Quick Summary
- Micron shares plummeted 7.7% Thursday, eliminating $94.24 billion in market value — marking the company’s biggest single-session market cap decline ever.
- The sharp decline followed Broadcom’s quarterly results, which left investors unimpressed after the company maintained its existing AI revenue forecast without raising expectations.
- Broadcom experienced an even steeper fall, losing $286 billion in market capitalization — ranking as the fourth-largest one-day loss for any American corporation in history.
- Semiconductor stocks broadly retreated, with AMD sliding 3.6%, Intel declining 0.8%, and the PHLX Semiconductor Index falling 2.2%.
- Investors await Micron’s upcoming June 24 earnings release for updated projections on AI-driven memory chip demand.
Micron Technology (MU) experienced a brutal Thursday trading session, with shares tumbling 7.7% and obliterating $94.24 billion in market value. The staggering loss represents the most significant single-day market capitalization decline in the company’s entire history.
The catalyst for the downturn was Broadcom‘s (AVGO) latest earnings announcement. While some financial analysts viewed the results as solid, the market reaction told a different story. The primary disappointment? Broadcom maintained its existing AI revenue forecast rather than raising guidance, deflating investor expectations for accelerated growth.

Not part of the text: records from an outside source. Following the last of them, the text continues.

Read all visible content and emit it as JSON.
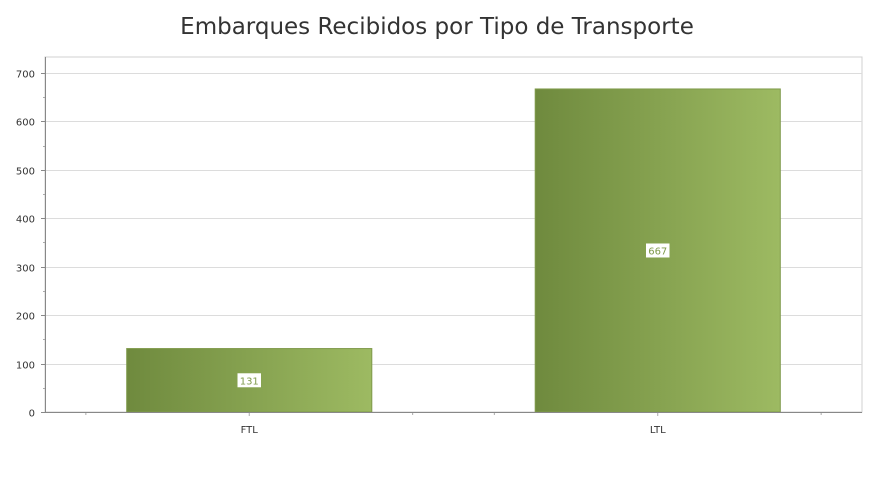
{
  "chart_data": {
    "type": "bar",
    "title": "Embarques Recibidos por Tipo de Transporte",
    "categories": [
      "FTL",
      "LTL"
    ],
    "values": [
      131,
      667
    ],
    "xlabel": "",
    "ylabel": "",
    "ylim": [
      0,
      733
    ],
    "yticks": [
      0,
      100,
      200,
      300,
      400,
      500,
      600,
      700
    ],
    "grid": true,
    "legend": "none",
    "bar_color_dark": "#6f8a3e",
    "bar_color_light": "#9dba62",
    "label_color": "#7f9a4b"
  }
}
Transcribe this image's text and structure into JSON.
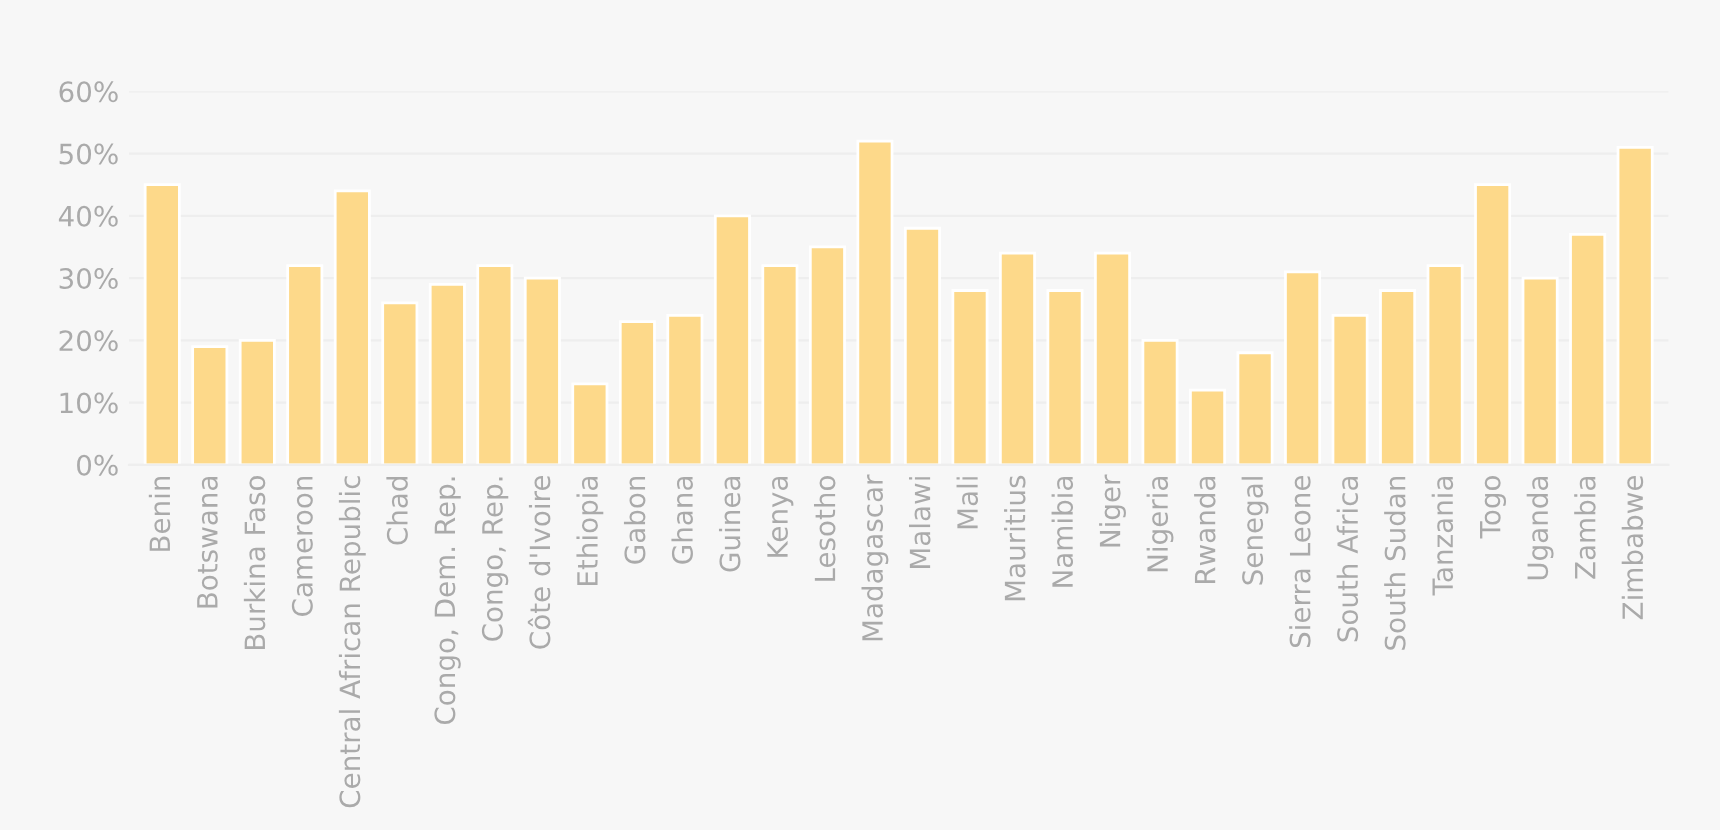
{
  "chart_data": {
    "type": "bar",
    "categories": [
      "Benin",
      "Botswana",
      "Burkina Faso",
      "Cameroon",
      "Central African Republic",
      "Chad",
      "Congo, Dem. Rep.",
      "Congo, Rep.",
      "Côte d'Ivoire",
      "Ethiopia",
      "Gabon",
      "Ghana",
      "Guinea",
      "Kenya",
      "Lesotho",
      "Madagascar",
      "Malawi",
      "Mali",
      "Mauritius",
      "Namibia",
      "Niger",
      "Nigeria",
      "Rwanda",
      "Senegal",
      "Sierra Leone",
      "South Africa",
      "South Sudan",
      "Tanzania",
      "Togo",
      "Uganda",
      "Zambia",
      "Zimbabwe"
    ],
    "values": [
      45,
      19,
      20,
      32,
      44,
      26,
      29,
      32,
      30,
      13,
      23,
      24,
      40,
      32,
      35,
      52,
      38,
      28,
      34,
      28,
      34,
      20,
      12,
      18,
      31,
      24,
      28,
      32,
      45,
      30,
      37,
      51
    ],
    "color": "#fdd98a",
    "ylim": [
      0,
      60
    ],
    "yticks": [
      {
        "value": 0,
        "label": "0%"
      },
      {
        "value": 10,
        "label": "10%"
      },
      {
        "value": 20,
        "label": "20%"
      },
      {
        "value": 30,
        "label": "30%"
      },
      {
        "value": 40,
        "label": "40%"
      },
      {
        "value": 50,
        "label": "50%"
      },
      {
        "value": 60,
        "label": "60%"
      }
    ],
    "grid": "y"
  }
}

Broadcom faced its own harsh punishment from the market. The company’s shares collapsed 12.6%, erasing a staggering $286 billion in market capitalization — making it the fourth-largest single-day market value destruction for any U.S. corporation on record.
The negative sentiment rippled throughout semiconductor equities. AMD’s stock retreated 3.6%, while Intel dipped 0.8%. The PHLX Semiconductor Index, which tracks the broader chip industry, declined 2.2%. Notably, Nvidia bucked the trend, advancing 1.94%.

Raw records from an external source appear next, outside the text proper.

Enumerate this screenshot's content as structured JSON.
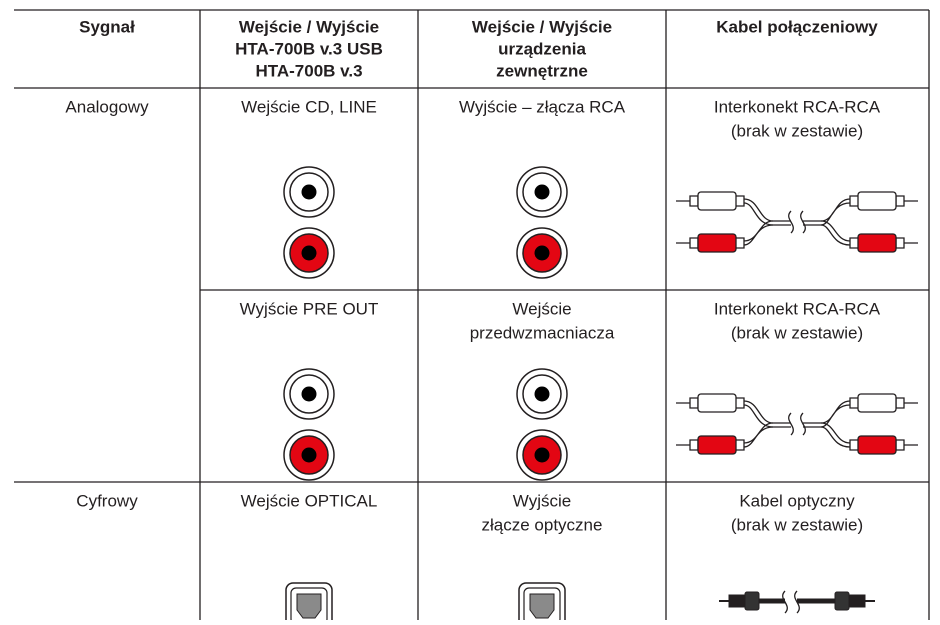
{
  "table": {
    "header": [
      [
        "Sygnał"
      ],
      [
        "Wejście / Wyjście",
        "HTA-700B v.3 USB",
        "HTA-700B v.3"
      ],
      [
        "Wejście / Wyjście",
        "urządzenia",
        "zewnętrzne"
      ],
      [
        "Kabel połączeniowy"
      ]
    ],
    "groups": [
      {
        "signal": "Analogowy",
        "rows": [
          {
            "input": [
              "Wejście CD, LINE"
            ],
            "external": [
              "Wyjście – złącza RCA"
            ],
            "cable": [
              "Interkonekt RCA-RCA",
              "(brak w zestawie)"
            ]
          },
          {
            "input": [
              "Wyjście PRE OUT"
            ],
            "external": [
              "Wejście",
              "przedwzmacniacza"
            ],
            "cable": [
              "Interkonekt RCA-RCA",
              "(brak w zestawie)"
            ]
          }
        ]
      },
      {
        "signal": "Cyfrowy",
        "rows": [
          {
            "input": [
              "Wejście OPTICAL"
            ],
            "external": [
              "Wyjście",
              "złącze optyczne"
            ],
            "cable": [
              "Kabel optyczny",
              "(brak w zestawie)"
            ]
          }
        ]
      }
    ]
  }
}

According to D.A. Davidson analyst Gil Luria, Broadcom delivered “impressive” financial performance, yet the report nonetheless created headwinds for semiconductor stocks industry-wide.
Micron’s Recent Momentum Before the Pullback
Before Thursday’s abrupt reversal, Micron had been riding a powerful upward trajectory. The stock had recently achieved its inaugural closing price above $1,000 per share, pushing the company’s total market capitalization toward the $1.2 trillion milestone.
Wall Street analysts had been progressively increasing their price targets, citing several forthcoming positive developments. A particularly significant catalyst involves Nvidia’s upcoming launch of next-generation personal computing processors that accommodate expanded memory configurations — a development analysts believe could substantially benefit Micron’s business.
Itau BBA analyst Stephano Gabriel recently highlighted mounting evidence that memory supply constraints are becoming more severe. According to Gabriel, this trend favors Micron because it indicates that elevated memory pricing reflects structural demand rather than temporary cyclical factors.
Gabriel anticipates that more companies will enter long-term supply contracts at today’s elevated price levels, potentially providing Micron with greater revenue stability and predictability.
“This helps ease peak-cycle concerns,” he stated.
Market Valuation and Forward Outlook
Despite optimistic analyst perspectives, warning signs had begun emerging. Analyst price projections had consistently trailed the stock’s actual trading levels, and company insiders had been selling equity positions in recent weeks.
Broadcom’s decision to hold its AI guidance steady — rather than increasing it — proved sufficient to spark widespread profit-taking among high-valuation semiconductor companies like Micron that had experienced substantial price appreciation leading up to the announcement.
Micron’s next quarterly financial report is scheduled for June 24. Market participants will scrutinize any updated commentary regarding AI memory demand trends, supply contract negotiations, and whether supply constraint dynamics remain intact.
An industry correspondence dated June 3 had previously highlighted potential AI memory supply limitations across critical market segments — providing another reference point investors will compare against Micron’s forthcoming guidance later this month.